An Evocative Late 19thC Fencing Foil Epee Sword & Mask c.1890-1900

Origin: English
Period: Late Victorian
Provenance: Unknown
Date: c.1890-1900
The Foil: 42.5" long
The Mask: 12" high x 6" wide x 10" deep

The late 19thC fencing foil sword having a tapering steel blade and cord bound grip, the blade stamped ‘Gunner London’ to one side and 'Krumun a Colalay. (?) to the reverse, with a further number '5' stamp to each side, the wirework mask with leather padded surround and chin guard, surviving from the last quarter of the nineteenth century.

Both the mask and sword are in as found condition and prove very atmospheric, with some slight bend to the blade at its point and rust and wear to each.
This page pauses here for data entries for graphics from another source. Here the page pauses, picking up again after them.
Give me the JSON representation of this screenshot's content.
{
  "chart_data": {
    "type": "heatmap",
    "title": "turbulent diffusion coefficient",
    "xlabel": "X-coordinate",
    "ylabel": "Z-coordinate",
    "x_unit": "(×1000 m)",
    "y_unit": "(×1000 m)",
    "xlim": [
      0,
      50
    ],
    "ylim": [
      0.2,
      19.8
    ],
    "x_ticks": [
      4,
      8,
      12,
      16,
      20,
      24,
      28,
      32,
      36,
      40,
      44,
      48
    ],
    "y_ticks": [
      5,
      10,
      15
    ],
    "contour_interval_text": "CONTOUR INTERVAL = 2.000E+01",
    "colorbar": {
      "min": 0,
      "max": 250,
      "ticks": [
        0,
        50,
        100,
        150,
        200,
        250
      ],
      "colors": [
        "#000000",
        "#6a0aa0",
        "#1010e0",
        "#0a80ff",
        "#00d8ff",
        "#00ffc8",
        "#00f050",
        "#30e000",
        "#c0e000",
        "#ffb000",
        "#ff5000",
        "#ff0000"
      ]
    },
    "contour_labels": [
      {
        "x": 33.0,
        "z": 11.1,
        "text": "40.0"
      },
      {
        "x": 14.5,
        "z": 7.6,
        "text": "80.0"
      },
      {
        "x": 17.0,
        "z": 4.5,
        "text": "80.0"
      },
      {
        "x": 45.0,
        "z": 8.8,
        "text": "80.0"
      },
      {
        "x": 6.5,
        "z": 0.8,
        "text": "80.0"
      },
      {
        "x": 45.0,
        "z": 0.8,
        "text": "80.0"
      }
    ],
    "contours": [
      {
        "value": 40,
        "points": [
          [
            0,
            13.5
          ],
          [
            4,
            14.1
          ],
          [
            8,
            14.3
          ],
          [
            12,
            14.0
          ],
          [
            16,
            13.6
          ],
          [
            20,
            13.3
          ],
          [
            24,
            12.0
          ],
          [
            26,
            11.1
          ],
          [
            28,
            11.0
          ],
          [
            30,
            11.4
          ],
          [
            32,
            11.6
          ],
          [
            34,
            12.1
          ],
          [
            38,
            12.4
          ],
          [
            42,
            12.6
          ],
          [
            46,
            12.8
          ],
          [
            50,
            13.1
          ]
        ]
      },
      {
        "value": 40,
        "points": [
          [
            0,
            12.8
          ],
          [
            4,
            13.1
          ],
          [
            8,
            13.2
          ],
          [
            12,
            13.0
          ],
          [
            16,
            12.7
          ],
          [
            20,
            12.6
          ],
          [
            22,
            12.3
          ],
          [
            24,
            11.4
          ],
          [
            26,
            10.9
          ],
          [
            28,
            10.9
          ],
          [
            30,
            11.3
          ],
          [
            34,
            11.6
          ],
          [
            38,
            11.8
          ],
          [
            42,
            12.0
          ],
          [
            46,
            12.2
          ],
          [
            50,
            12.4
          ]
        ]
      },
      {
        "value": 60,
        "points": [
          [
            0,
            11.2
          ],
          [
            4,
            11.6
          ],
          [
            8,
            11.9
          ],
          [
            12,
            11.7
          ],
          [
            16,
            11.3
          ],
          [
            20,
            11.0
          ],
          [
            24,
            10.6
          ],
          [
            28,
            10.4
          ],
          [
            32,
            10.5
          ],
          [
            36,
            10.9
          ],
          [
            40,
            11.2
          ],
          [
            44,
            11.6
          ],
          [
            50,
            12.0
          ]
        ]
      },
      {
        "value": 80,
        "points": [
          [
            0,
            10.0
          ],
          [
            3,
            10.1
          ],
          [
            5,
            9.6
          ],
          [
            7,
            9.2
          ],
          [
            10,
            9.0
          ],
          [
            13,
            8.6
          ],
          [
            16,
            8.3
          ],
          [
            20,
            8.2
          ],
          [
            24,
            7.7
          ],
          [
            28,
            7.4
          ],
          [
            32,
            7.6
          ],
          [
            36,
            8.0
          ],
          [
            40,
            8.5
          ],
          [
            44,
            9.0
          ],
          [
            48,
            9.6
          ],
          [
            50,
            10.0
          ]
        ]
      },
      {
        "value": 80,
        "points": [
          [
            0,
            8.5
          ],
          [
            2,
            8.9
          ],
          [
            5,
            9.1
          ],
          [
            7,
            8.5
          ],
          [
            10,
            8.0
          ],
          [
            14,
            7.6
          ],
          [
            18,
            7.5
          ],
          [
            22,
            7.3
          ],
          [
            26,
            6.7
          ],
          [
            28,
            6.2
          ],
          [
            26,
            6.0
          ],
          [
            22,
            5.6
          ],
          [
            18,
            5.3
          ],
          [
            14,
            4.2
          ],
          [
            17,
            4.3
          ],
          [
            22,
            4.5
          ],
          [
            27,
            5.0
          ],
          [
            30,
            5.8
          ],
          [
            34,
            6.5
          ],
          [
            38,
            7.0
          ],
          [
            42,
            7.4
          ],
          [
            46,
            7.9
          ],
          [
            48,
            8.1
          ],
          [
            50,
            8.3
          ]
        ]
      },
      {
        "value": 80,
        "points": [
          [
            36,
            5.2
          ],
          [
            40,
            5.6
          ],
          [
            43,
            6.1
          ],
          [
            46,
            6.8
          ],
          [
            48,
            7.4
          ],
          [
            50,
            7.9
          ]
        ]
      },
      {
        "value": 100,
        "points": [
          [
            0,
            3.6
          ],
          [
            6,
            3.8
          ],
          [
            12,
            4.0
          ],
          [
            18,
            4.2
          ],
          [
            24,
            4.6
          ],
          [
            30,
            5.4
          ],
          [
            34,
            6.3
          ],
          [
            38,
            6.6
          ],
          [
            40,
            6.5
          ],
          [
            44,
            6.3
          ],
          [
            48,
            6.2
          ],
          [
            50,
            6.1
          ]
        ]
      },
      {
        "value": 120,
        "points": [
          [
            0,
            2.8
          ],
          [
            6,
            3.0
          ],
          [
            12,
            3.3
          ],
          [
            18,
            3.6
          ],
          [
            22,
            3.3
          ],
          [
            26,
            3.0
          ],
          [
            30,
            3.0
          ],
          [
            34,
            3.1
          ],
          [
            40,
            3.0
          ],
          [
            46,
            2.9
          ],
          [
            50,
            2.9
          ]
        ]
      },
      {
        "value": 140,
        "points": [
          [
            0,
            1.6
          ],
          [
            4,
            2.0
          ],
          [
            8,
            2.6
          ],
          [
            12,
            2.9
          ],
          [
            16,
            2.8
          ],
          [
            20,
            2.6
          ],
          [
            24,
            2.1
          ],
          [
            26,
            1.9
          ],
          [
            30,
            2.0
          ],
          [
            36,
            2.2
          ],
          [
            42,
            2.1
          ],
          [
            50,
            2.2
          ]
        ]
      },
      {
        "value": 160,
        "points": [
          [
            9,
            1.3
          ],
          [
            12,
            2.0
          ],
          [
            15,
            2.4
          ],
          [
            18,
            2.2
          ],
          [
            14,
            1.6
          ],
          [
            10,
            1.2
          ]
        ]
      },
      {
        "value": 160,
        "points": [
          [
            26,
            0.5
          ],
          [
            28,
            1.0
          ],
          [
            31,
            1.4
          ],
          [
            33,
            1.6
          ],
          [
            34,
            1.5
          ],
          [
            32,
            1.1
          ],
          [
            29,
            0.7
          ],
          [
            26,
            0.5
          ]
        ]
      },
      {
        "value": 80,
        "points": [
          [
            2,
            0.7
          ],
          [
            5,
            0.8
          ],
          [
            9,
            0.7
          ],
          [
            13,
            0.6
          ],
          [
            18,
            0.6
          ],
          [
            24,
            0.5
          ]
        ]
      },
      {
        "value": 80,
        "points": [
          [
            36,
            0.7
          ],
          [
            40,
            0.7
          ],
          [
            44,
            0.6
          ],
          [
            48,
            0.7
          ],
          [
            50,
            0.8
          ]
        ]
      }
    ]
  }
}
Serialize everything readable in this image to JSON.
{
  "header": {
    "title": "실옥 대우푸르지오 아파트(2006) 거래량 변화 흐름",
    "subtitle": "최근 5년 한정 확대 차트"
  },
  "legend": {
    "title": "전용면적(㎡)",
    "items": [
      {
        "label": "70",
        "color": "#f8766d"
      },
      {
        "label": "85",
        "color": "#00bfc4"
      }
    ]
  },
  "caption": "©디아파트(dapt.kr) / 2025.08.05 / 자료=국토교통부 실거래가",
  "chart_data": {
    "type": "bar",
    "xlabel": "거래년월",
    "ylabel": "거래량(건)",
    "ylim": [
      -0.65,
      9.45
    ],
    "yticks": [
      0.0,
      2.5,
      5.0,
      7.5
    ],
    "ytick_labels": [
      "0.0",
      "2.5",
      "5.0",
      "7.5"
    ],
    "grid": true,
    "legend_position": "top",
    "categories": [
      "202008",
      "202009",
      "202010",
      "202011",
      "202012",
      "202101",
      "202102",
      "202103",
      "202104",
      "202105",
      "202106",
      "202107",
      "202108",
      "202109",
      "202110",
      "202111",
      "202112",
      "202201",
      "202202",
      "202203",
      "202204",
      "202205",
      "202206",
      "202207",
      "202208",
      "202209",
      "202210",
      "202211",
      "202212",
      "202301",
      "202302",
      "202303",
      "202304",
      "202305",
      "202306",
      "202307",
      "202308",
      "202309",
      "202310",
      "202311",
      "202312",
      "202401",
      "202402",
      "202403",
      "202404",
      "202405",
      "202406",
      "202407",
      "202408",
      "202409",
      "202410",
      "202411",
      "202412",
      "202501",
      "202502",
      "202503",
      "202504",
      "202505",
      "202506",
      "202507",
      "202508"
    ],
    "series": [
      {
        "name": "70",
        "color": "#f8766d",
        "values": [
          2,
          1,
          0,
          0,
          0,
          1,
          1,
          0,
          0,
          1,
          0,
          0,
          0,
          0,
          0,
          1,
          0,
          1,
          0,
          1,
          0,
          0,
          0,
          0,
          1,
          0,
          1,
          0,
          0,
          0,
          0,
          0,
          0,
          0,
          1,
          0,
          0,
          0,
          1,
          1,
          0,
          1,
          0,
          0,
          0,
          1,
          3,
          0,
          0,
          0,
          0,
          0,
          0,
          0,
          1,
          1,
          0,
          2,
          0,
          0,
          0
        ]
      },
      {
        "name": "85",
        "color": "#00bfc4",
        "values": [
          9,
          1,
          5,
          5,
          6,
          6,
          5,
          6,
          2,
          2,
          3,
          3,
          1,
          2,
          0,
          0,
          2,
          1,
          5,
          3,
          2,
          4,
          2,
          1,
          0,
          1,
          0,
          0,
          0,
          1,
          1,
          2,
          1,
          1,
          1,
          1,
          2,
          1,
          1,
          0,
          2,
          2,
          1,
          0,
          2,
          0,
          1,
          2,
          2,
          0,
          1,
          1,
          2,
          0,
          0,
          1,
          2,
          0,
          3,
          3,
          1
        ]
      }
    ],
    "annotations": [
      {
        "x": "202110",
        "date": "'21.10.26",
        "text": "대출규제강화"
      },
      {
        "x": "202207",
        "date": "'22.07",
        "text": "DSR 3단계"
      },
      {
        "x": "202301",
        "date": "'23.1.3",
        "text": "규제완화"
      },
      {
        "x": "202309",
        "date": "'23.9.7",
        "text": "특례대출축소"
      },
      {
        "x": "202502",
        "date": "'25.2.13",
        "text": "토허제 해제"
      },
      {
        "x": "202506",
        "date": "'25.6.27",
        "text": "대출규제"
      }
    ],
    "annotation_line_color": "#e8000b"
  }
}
As fencing progressed in the period this set was made, the combat aspect slowly faded until only the rules of the sport remained. While the fencing taught in the late 19th and early 20th centuries was intended to serve both for competition and the duel (while understanding the differences between the two situations), the type of fencing taught in a modern sport fencing salle is intended only to train the student to compete in the most effective manner within the rules of the sport. The first regularized fencing competition was held at the inaugural Grand Military Tournament and Assault at Arms in 1880, held at the Royal Agricultural Hall, in Islington in June. The Tournament featured a series of competitions between army officers and soldiers. Each bout was fought for five hits and the foils were pointed with black to aid the judges. In the United States, the Amateur Fencers League of America drew up a rulebook for fencing in 1891, in Britain the Amateur Gymnastic & Fencing Association drew up an official set of fencing regulations in 1896 about when this set was made.

Makes for a moody work of art, we think.